Vintage photos of OLD CEBU can be found at BisayaBulletin.com.
I was resting in my Chicagoland home in early November 2007 (after my back-to-back trips to Washington DC and The Netherlands) when I received an e-mail from one of my STC classmates. Our US reunion had just been published at a new online magazine, BisayaBulletin.com. Thanks to a former childhood classmate from St. Theresa’s College in Cebu, Mike Mediano, he made sure we knew that the Bisaya-speaking community in the US has an online home they can call their “balay” or “ba’y.” The editors are Stella Antigua Peyton, May Toling Mediano, and Teresa Martinez Sepulveda. Yes, Tisay, it’s me — your old neighbor, Lorna.
May Mediano wrote about the reunion I hadn’t been able to attend — so I enjoyed looking at the photos and carefully read Marina Hamoy’s account of our reunion in Cebuano. Gee, my Cebuano is so-so because English has always been my first language. In high school, many of my classmates often poked fun at me, saying, “Ay, si Lorna, always spokening in dollars.”
That was many years ago.
During my UP Diliman years, I joined a varsitarian organization, the UP Panaghi-usa. Yes, I learned to speak Cebuano a little more fluently by joining a group from Cebu. I still cannot write a speech in Cebuano. I have absolutely no fear in public speaking but when someone asks me to speak “Bisaya,” I graciously decline. I don’t want to make a fool of myself among the Bisayan language pundits.

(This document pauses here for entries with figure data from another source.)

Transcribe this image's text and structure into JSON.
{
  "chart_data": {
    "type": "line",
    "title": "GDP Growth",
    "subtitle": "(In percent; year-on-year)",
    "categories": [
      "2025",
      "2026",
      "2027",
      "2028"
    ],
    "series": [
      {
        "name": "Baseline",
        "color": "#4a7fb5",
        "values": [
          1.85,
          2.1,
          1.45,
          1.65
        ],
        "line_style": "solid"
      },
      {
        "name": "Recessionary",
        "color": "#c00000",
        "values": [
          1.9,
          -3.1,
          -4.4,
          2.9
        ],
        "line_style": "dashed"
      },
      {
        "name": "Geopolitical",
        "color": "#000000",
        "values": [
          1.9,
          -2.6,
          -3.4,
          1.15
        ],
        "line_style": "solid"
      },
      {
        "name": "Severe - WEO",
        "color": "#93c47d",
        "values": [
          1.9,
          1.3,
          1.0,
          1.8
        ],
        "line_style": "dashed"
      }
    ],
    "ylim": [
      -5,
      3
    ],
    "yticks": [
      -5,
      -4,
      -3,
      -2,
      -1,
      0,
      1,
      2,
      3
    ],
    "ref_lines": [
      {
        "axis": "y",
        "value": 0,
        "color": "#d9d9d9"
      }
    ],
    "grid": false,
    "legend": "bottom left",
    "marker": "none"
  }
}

There were a lot of surprises in store for me as I clicked through the pages of Bisaya Bulletin’s archives. Since I left Cebu 22 years ago, I’ve been on a “time warp” regarding the faces of my friends from the Philippines. Yesterday, my sister, Noemi Dado, asked me if I remember Rep. Liza Largoza Maza as our dorm mate at the Sampaguita dormitory in UP Diliman. She had to show me a photo of the famous women’s rights advocate from an Inquirer.net article. “Ah yes, the one with the peaches and cream complexion. I remember that she had this very graceful walk. And that she had a very calm, quiet demeanor. But I really don’t remember her joining any of the mass actions in the mid-1970′s, but she was quite active in the dorm’s activities,” I finally recalled.

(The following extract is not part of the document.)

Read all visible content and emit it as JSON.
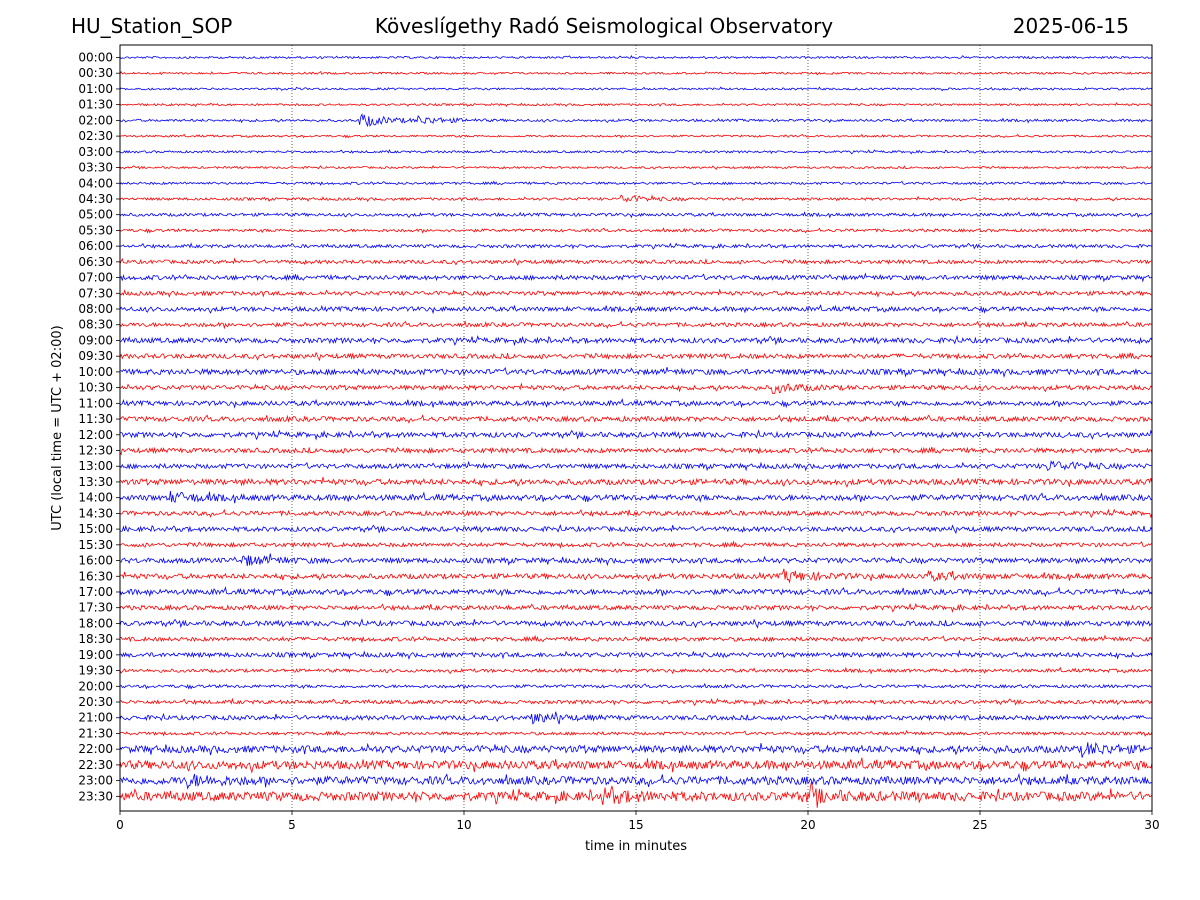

Back to BisayaBulletin.com.
To my delight, I saw group photos of my hometown’s friends and neighbors (and my classmates’ sisters) such as Joy Martinez Onozawa, Auau Figueroa Balce, and Ruth Paul Cruz. Among New Year’s Party photos, I was pleased to find Raymond Solano and his family. I could go on and on.
My assessment: BisayaBulletin.com is performing a needed service for homesick Bisayans like me. Personally, I’ve always had problems connecting with my Southern California Filipino American community because the population is spread far and wide among the counties. They have enclaves that don’t even know about each other. So, when I chat with old friends such as Dinah Bertulfo Katindig, Joey Solano, or Alden Salazar, I can rely on BisayaBulletin.com to trigger my sometimes-rusty memory of common friends who can be found in the pages of BisayaBulletin.com. Thank you to Claribel “Kuya” Ybanez for sending me a personal e-mail about the group’s editorial efforts.

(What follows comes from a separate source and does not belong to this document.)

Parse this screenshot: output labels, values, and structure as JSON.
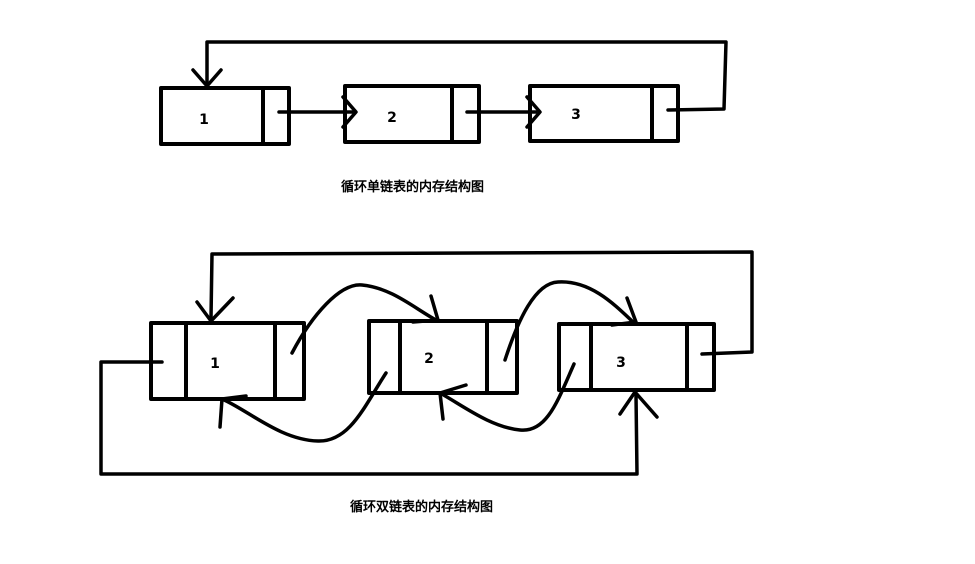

I would also like everyone to note that there is an indigenous Philippine languages movement building an intellectual storm worldwide. If I may quote the yahoogroup, DILA, whose director, Manuel Faelnar, is someone I have been quietly following online for the past few years:
Welcome to one of the world’s most successful discussion forums in the internet. Here we compare words in our languages and learn other languages as a result.
This forum is the “home court” of DILA members based in the Philippines, the U.S., the U.K., Australia, Canada, Dubai and other countries.
DILA, which stands for Defenders of Indigenous Languages of the Archipelago, is a union among patriotic Pangasinenses, Pampanguenos, Bicolanos, Warays, Karay-as, Ilongos, Cebuanos, Ilocanos, and other ethno-linguistic groups in the Philippines who feel aggrieved by the language policy of their country, and whose passion in life centers around promoting their dear languages (and other aspects of their culture) and saving them from extinction. Their related activities include studying their languages and doing language translations, interpretations and comparisons in a scholarly way. They work for the intellectualization of their languages and aim to have them be made languages of instruction and regular subjects in the school curriculum. Love and pride for their languages motivated them into forging this grand alliance. All members of minority groups, as well as exceptionally sympathetic Tagalogs, are strongly encouraged to join us and participate in our intellectual discussions. We are here to destroy the growing Tagalista mentality that is marginalizing all native languages to no end. “United, we shall overcome!”